Friday, August 8, 2008

Busy Building a Net

I don't know if you've heard of Randy Pausch, the Carnegie-Mellon professor diagnosed with terminal cancer last year; he just recently died of what he called his "engineering problem." I've been struck by many things he's said over the last year, but most profoundly by a statement he made on TV, I think on the Diane Sawyer show (I know it's not verbatim, I'm just going to give you the gist - I do that a lot don't I?...):

This man has 3 very young children, and was faced with the task of helping them and their Mom come to grips with his imminent death. When asked about how he handles this, he said, "I know it's sad that I won't get to be around, but it's really them that I feel for... my whole family is perched at the top of a cliff, and I have 2 choices: I can either cry about it, or I can get busy and build them a net."

I like his way of building the net - spending as much time as possible with his family, doing things together that the children will remember. Also, he wrote a book (with a journalist) about life and fatherhood, and referred to the book as a gift for his children when they're older. Isn't that neat?

It got me thinking about the net I'm building for my boys - not because I have terminal cancer (as far as I know), but because someday I won't be around anymore. Two of the best ways I've found: homeschooling and this blog. It's wonderful to be the one to hear their questions, and help them find answers; it's also wonderful to record it here.

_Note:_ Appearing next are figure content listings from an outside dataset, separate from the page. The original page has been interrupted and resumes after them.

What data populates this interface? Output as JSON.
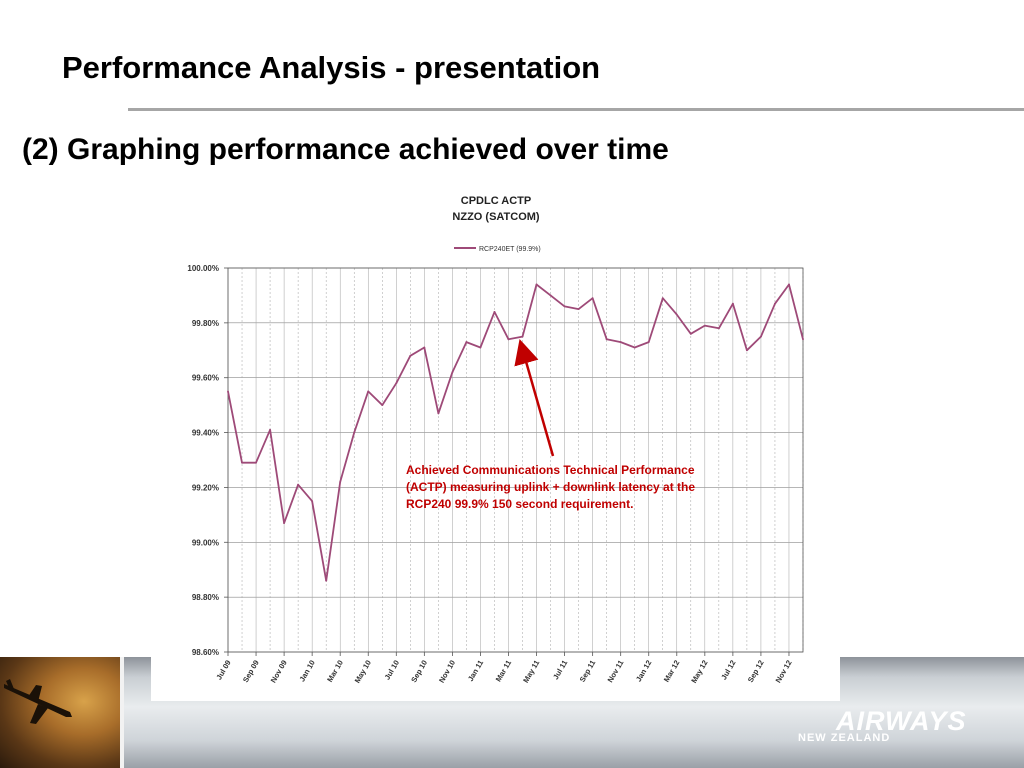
{
  "slide": {
    "title": "Performance Analysis - presentation",
    "subtitle": "(2) Graphing performance achieved over time"
  },
  "footer": {
    "brand": "AIRWAYS",
    "brand_sub": "NEW ZEALAND",
    "photo_icon": "airplane-icon"
  },
  "chart_data": {
    "type": "line",
    "title": "CPDLC ACTP",
    "subtitle": "NZZO (SATCOM)",
    "legend_position": "top",
    "grid": true,
    "ylim": [
      98.6,
      100.0
    ],
    "yticks": [
      100.0,
      99.8,
      99.6,
      99.4,
      99.2,
      99.0,
      98.8,
      98.6
    ],
    "ytick_labels": [
      "100.00%",
      "99.80%",
      "99.60%",
      "99.40%",
      "99.20%",
      "99.00%",
      "98.80%",
      "98.60%"
    ],
    "xtick_labels": [
      "Jul 09",
      "Sep 09",
      "Nov 09",
      "Jan 10",
      "Mar 10",
      "May 10",
      "Jul 10",
      "Sep 10",
      "Nov 10",
      "Jan 11",
      "Mar 11",
      "May 11",
      "Jul 11",
      "Sep 11",
      "Nov 11",
      "Jan 12",
      "Mar 12",
      "May 12",
      "Jul 12",
      "Sep 12",
      "Nov 12"
    ],
    "x": [
      "Jul 09",
      "Aug 09",
      "Sep 09",
      "Oct 09",
      "Nov 09",
      "Dec 09",
      "Jan 10",
      "Feb 10",
      "Mar 10",
      "Apr 10",
      "May 10",
      "Jun 10",
      "Jul 10",
      "Aug 10",
      "Sep 10",
      "Oct 10",
      "Nov 10",
      "Dec 10",
      "Jan 11",
      "Feb 11",
      "Mar 11",
      "Apr 11",
      "May 11",
      "Jun 11",
      "Jul 11",
      "Aug 11",
      "Sep 11",
      "Oct 11",
      "Nov 11",
      "Dec 11",
      "Jan 12",
      "Feb 12",
      "Mar 12",
      "Apr 12",
      "May 12",
      "Jun 12",
      "Jul 12",
      "Aug 12",
      "Sep 12",
      "Oct 12",
      "Nov 12",
      "Dec 12"
    ],
    "series": [
      {
        "name": "RCP240ET (99.9%)",
        "color": "#9e4a78",
        "values": [
          99.55,
          99.29,
          99.29,
          99.41,
          99.07,
          99.21,
          99.15,
          98.86,
          99.22,
          99.4,
          99.55,
          99.5,
          99.58,
          99.68,
          99.71,
          99.47,
          99.62,
          99.73,
          99.71,
          99.84,
          99.74,
          99.75,
          99.94,
          99.9,
          99.86,
          99.85,
          99.89,
          99.74,
          99.73,
          99.71,
          99.73,
          99.89,
          99.83,
          99.76,
          99.79,
          99.78,
          99.87,
          99.7,
          99.75,
          99.87,
          99.94,
          99.74
        ]
      }
    ],
    "annotation": {
      "text_lines": [
        "Achieved Communications Technical Performance",
        "(ACTP) measuring uplink + downlink latency at the",
        "RCP240 99.9% 150 second requirement."
      ],
      "color": "#c00000",
      "points_to": "Apr 11"
    }
  }
}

I'm really enjoying Pausch's last lecture at Carnegie-Mellon, which he named "Achieving Your Childhood Dreams." It's embedded here, so set aside an hour and 15 minutes to watch it; it is not, as I was expecting, a mushy diatribe on living life to the fullest. Instead it's this vibrant, funny man discussing what he learned in the course of attempting to fulfill his childhood dreams ("Being in zero gravity, Playing for the NFL"). You'll be glad you did - yes, Mom, even you! (My mother has a thing about mushy diatribes on living life to the fullest.)

After listening to a show on NPR about Pausch, I asked Luke what he wants to learn about this year. His list is awesome! Here it is:



Engines, especially motorcycle and other gas engines

Electrical circuits


How to stop global warming

How computers work

I think that'll have us going for the coming homeschool year, don't you?